26. Müjdeli Haber

275 56 38
                                    

🍂
🌼

Urfa'da zaman aralık ayının ortalarına doğru ilerliyordu. Sert ve uzun geçen kış tekrar baş göstermişti. Dağlarda uluyan köpeklerin acı dolu sesleri köyün üzerindeki kasvetli havayı daha da yoğunlaştırıyordu. Yolların buzlu olması ise taşımacılık yapan atların durumunu iyice çileli hale getiriyor, güç ve kuvvetlerini çabuk tüketiyordu.

Samet ise askerlerle beraber köyüne doğru arabayla yol alıyordu. Charles akşama doğru evine götürmelerini söyleyerek bir daha karşısına çıkmamıştı. Askerlere de giderken Emine hatun ve küçük oğlu Fırat için erzak götürmelerini emretmişti.

Öte yandan Samet, Charles'a kendilerini o şekil gören kadının susması için yalvarmıştı. Olmayan şeylerin varmış gibi duyulmasından çok rahatsızlık duyacağını, ailesinin de başının derde gireceğini söyleyerek sayısız ricalarda bulunmuştu. Her ne kadar ricada bulunmak istemese de yinede bulunuvermişti işte. Charles bunu da halledeceğinin sözünü vermişti kendisine...

Şimdi de bir an önce evine gitmek istiyordu genç delikanlı. Hasta anasının durumunu çok merak ediyordu. Hele kardeşi! Acaba hâlâ yokluğunda ağlıyor muydu? Peki kara sevdası? O ne yapıyor şuan? Günlerdir hasret kaldığı yüzünü görmüyordu. Karşısında görünce ne kadar sevinecekti kim bilir!
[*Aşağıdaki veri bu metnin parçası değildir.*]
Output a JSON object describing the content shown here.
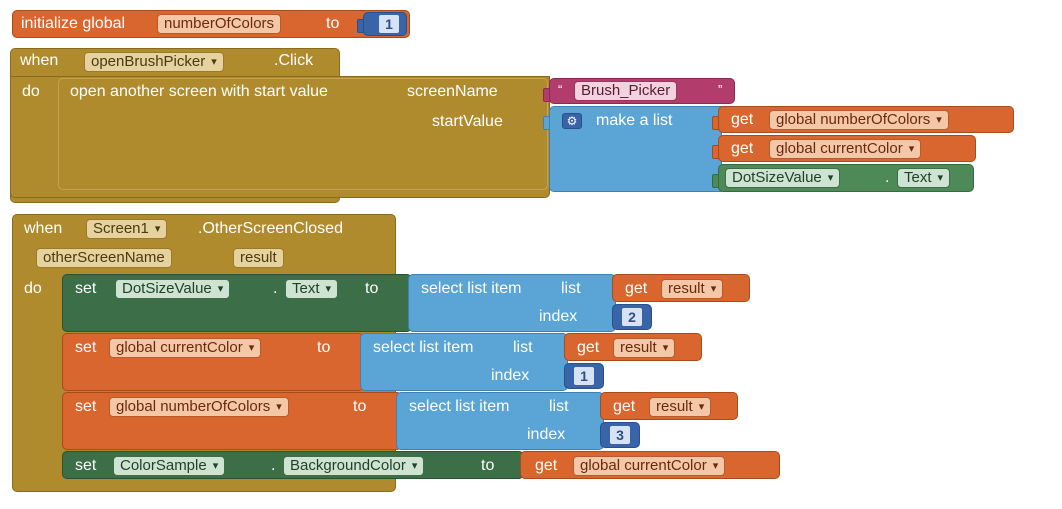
{
  "block1": {
    "kw": "initialize global",
    "var": "numberOfColors",
    "to": "to",
    "value": "1"
  },
  "block2": {
    "when": "when",
    "component": "openBrushPicker",
    "event": ".Click",
    "do": "do",
    "action": "open another screen with start value",
    "screen_name_label": "screenName",
    "screen_name_value": "Brush_Picker",
    "start_value_label": "startValue",
    "make_list": "make a list",
    "get_kw": "get",
    "item1": "global numberOfColors",
    "item2": "global currentColor",
    "item3_comp": "DotSizeValue",
    "item3_dot": ".",
    "item3_prop": "Text"
  },
  "block3": {
    "when": "when",
    "component": "Screen1",
    "event": ".OtherScreenClosed",
    "param1": "otherScreenName",
    "param2": "result",
    "do": "do",
    "set_kw": "set",
    "to_kw": "to",
    "get_kw": "get",
    "dot": ".",
    "select_label": "select list item",
    "list_label": "list",
    "index_label": "index",
    "s1_comp": "DotSizeValue",
    "s1_prop": "Text",
    "s1_get": "result",
    "s1_index": "2",
    "s2_var": "global currentColor",
    "s2_get": "result",
    "s2_index": "1",
    "s3_var": "global numberOfColors",
    "s3_get": "result",
    "s3_index": "3",
    "s4_comp": "ColorSample",
    "s4_prop": "BackgroundColor",
    "s4_get": "global currentColor"
  }
}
Samet üzerine attığı kalın battaniyeye biraz daha sinerek karanlığa gömülen havada yoğun dumanlar veriyordu ağzından burnundan. Araba yolda ağır ağır ilerlerken Samet gözlerini devirip içinden sabırlar diledi. Düşman askerleriyle de iletişime geçmek istemiyordu. Velev ki askerler de aynı şekildi. Yan bakış dâhi atamıyordu kumral gence. Haftalar önce sırf Samet'in kardeşini korkuttu diye Charles tarafından öldürülen Ermeni asker diğerlerinin kulağına ilişmişti. Bu yüzden canları için Samet'le çok fazla muhattap olmayıp, diyalog kurmamaları onların lehineydi.

Dakikalar sonra nihayet köylerinin girişi gözlerine değdi. Çok sevinçlendi. Ta ki köyün girişinde nöbet tutan iki Ermeni asker görene kadar! Halk olarak hürriyetlerini kaybettiklerinden beri düşman kuvvetlerine karşı iyice etkisiz eleman görevi görüyorlardı.

Samet, nasıl oldu da özgürlüğüne düşkün bir milletin nasıl bu kadar çabuk boyun eğdini hayretler içerisinde görüyor izlziyor duyuyordu. Kendisini de onlardan farksız görmüyordu elbette. Ama Samet'in de bilmediği şeyler vardı.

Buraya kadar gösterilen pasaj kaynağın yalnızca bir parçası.